Logarithmic subtraction is a powerful tool in algebra that helps simplify expressions involving differences of logarithms with the same base. While this process may sound daunting, it's actually based on a straightforward principle. Subtraction of two logarithms with the same base, such as \( \log_b(x) - \log_b(y) \), can be expressed as a single logarithm of the division of their arguments; that is, \( \log_b(\frac{x}{y}) \).

This property mirrors the rules of exponents, where the quotient of powers with the same base can be simplified by subtracting their exponents. Thus, when you see an expression like \( \log_{2} 96 - \log_{2} 3 \), you can condense it into \( \log_{2}(\frac{96}{3}) \), as the single logarithm of a quotient.

Condensing logarithms refers to the process of combining multiple logarithmic expressions into a single one. This simplification makes the expression easier to work with and can reveal solutions that may not be immediately evident. The rules to condense logarithms stem from the properties of logarithms which are analogous to the rules of exponents.

To condense a subtraction of logarithms, like in our example, we transform the subtraction into division within a single logarithm. This method can also be applied to other operations, such as adding logarithms turning into multiplication. Mastery of condensing logarithms not only simplifies expressions but also fosters a deeper understanding of the relationship between logarithms and exponents.

Evaluating logarithms is the process of finding the exponent that the base of the logarithm must be raised to obtain the argument of the logarithm. For instance, with \( \log_2(32) \), we're looking for the power that 2 must be raised to produce 32. The answer is 5 because \( 2^5 = 32 \).

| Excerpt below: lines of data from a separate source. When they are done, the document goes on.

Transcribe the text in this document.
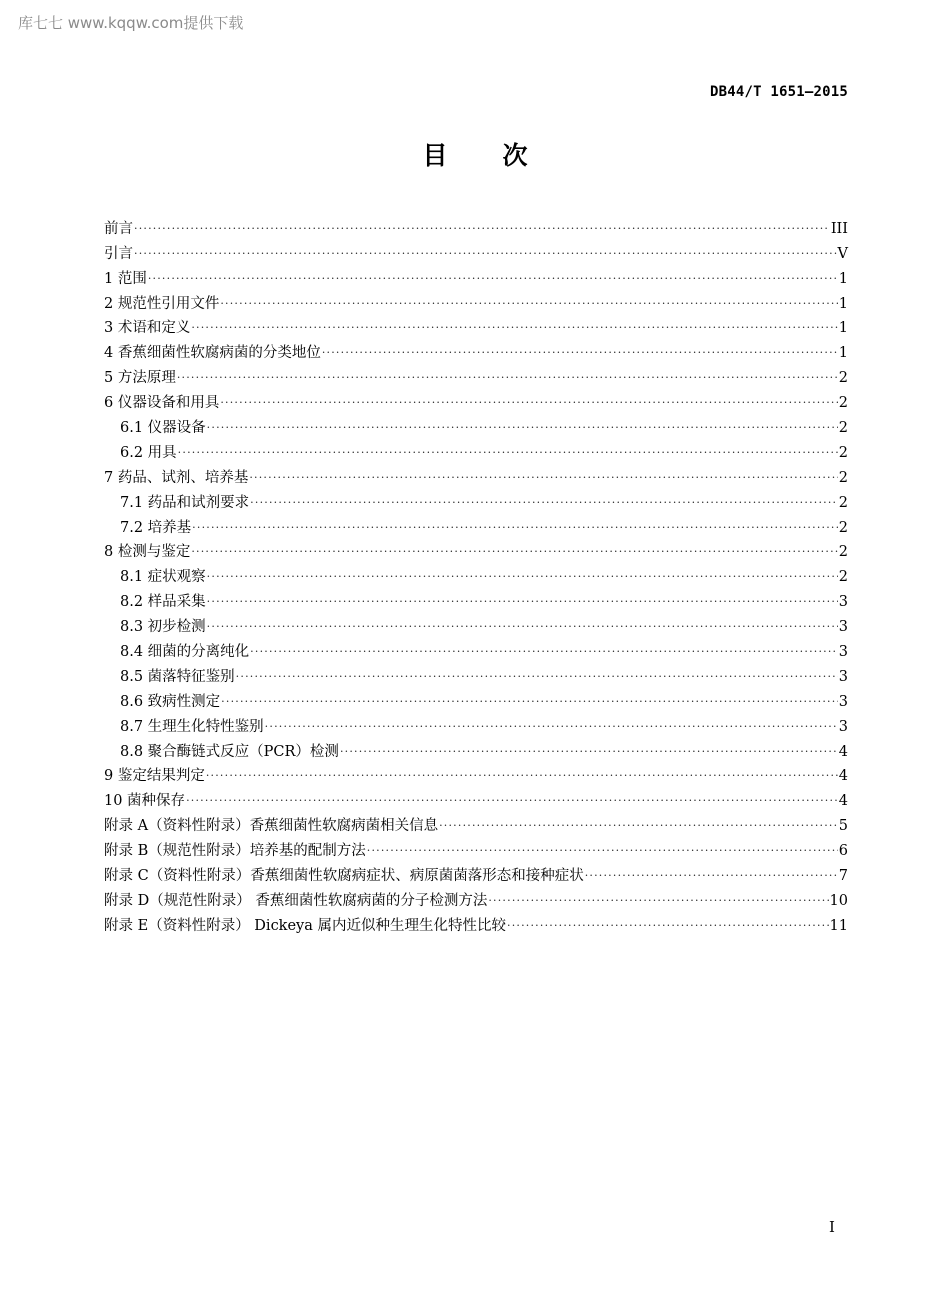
库七七 www.kqqw.com提供下载
DB44/T 1651—2015
目 次
前言 ·····	III
引言 ·····	V
1 范围 ·····	1
2 规范性引用文件 ·····	1
3 术语和定义 ·····	1
4 香蕉细菌性软腐病菌的分类地位 ·····	1
5 方法原理 ·····	2
6 仪器设备和用具 ·····	2
6.1 仪器设备 ·····	2
6.2 用具 ·····	2
7 药品、试剂、培养基 ·····	2
7.1 药品和试剂要求 ·····	2
7.2 培养基 ·····	2
8 检测与鉴定 ·····	2
8.1 症状观察 ·····	2
8.2 样品采集 ·····	3
8.3 初步检测 ·····	3
8.4 细菌的分离纯化 ·····	3
8.5 菌落特征鉴别 ·····	3
8.6 致病性测定 ·····	3
8.7 生理生化特性鉴别 ·····	3
8.8 聚合酶链式反应（PCR）检测 ·····	4
9 鉴定结果判定 ·····	4
10 菌种保存 ·····	4
附录 A（资料性附录）香蕉细菌性软腐病菌相关信息 ·····	5
附录 B（规范性附录）培养基的配制方法 ·····	6
附录 C（资料性附录）香蕉细菌性软腐病症状、病原菌菌落形态和接种症状 ·····	7
附录 D（规范性附录） 香蕉细菌性软腐病菌的分子检测方法 ·····	10
附录 E（资料性附录） Dickeya 属内近似种生理生化特性比较 ·····	11
I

Being able to evaluate logarithms without a calculator requires familiarity with the properties of exponents. When logarithms appear in their simplest form, as in the final step of our example, the evaluation becomes a matter of recognizing patterns in the powers of numbers. This skill not only helps in simplifying expressions but can also aid in solving equations where the variable is the exponent—the expressive domain of logarithmic functions.